Do I sound like a petulant first-grader, grabbing the pants leg of mother or father, questioning everything, repeating ad nauseam, “Why, Why, Why?” How irritating this can sound to the parental ear. Yet, somehow, it feels perfectly natural. Curiosity seems to be the way of humans. And, it is absolutely necessary for reading the biblical text. After all, neither the world, nor the text, was created to be a dull and uninspiring place to live. Rather, as Robert Louis Stevenson tells it: The world is so full of a number of things/ I am sure we should all be as happy as kings. I mean, if you don’t want human beings wondering about the tree, then why create trees that are “desirable to look at and good to eat” (2.9), place two of these beauties in the middle of the garden, with the command to stay away from one! The tree instantly becomes a source of intrigue, of curiosity, and speculation. We don’t know if it is the tree itself, the knowledge that it supposedly offers, or, is it the prohibition that most draws our attention? Perhaps Fox’s translation of the tree of “knowing,” as opposed to the tree of knowledge, helps us locate the central point. Fox leads us to imagine that it is the relation between the humans and the tree that holds the knowledge. And what is this knowledge anyway? We will deal with this in the part that follows. Either way, in this terse verbal landscape, one question always leads to another.

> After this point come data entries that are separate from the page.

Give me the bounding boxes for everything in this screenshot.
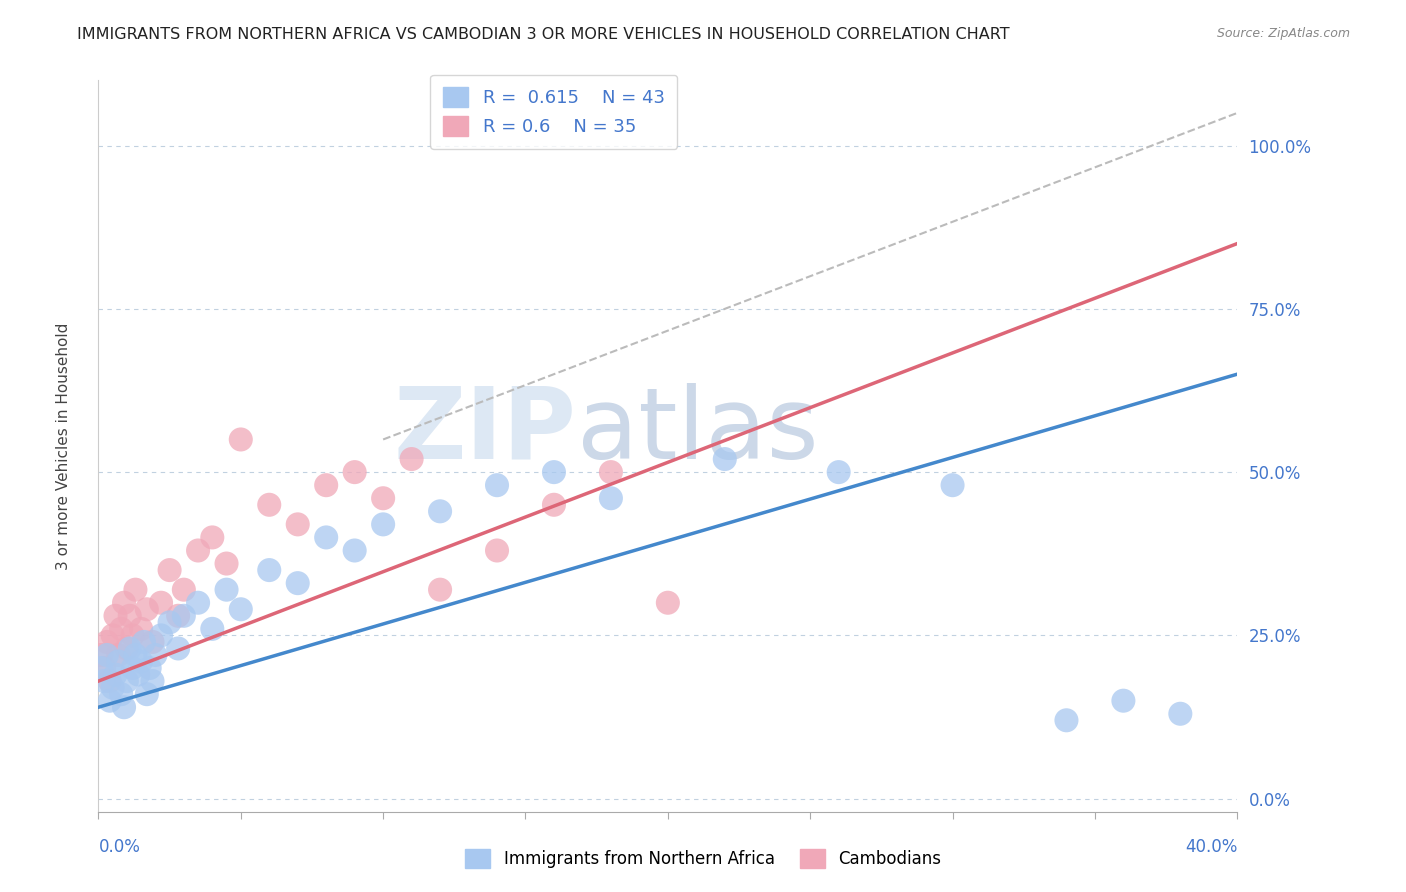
Point <box>145 648 167 662</box>
Point <box>159 563 181 577</box>
Point <box>187 596 209 610</box>
Point <box>942 478 965 492</box>
Point <box>187 543 209 558</box>
Point <box>315 478 337 492</box>
Point <box>201 530 224 544</box>
Point <box>828 465 851 479</box>
Point <box>115 641 138 656</box>
Point <box>141 635 163 649</box>
Point <box>112 596 135 610</box>
Point <box>124 648 146 662</box>
Point <box>127 667 149 681</box>
Legend: Immigrants from Northern Africa, Cambodians: Immigrants from Northern Africa, Cambodi… <box>458 843 948 875</box>
Point <box>104 608 127 623</box>
Point <box>135 602 157 616</box>
Point <box>259 563 281 577</box>
Point <box>98 694 121 708</box>
Point <box>121 628 143 642</box>
Point <box>107 648 129 662</box>
Point <box>93 661 115 675</box>
Point <box>486 543 509 558</box>
Text: Source: ZipAtlas.com: Source: ZipAtlas.com <box>1216 27 1350 40</box>
Point <box>1056 714 1078 728</box>
Point <box>215 557 238 571</box>
Point <box>132 635 155 649</box>
Point <box>141 674 163 689</box>
Point <box>167 641 190 656</box>
Point <box>429 582 451 597</box>
Legend: R =  0.615    N = 43, R = 0.6    N = 35: R = 0.615 N = 43, R = 0.6 N = 35 <box>430 75 678 149</box>
Point <box>110 622 132 636</box>
Point <box>173 608 195 623</box>
Point <box>129 622 152 636</box>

No single question stands out. All the while, the story teller is patiently reserving any guidance. We will not be given any information that the actors in the drama do not have. We are simply let onto the stage to walk about, as our ancestors have down through the generations, with an occasional glance over to the center—where that tree sits, it’s leaves fluttering when the winds pipe up, “at the breezy time of the day.”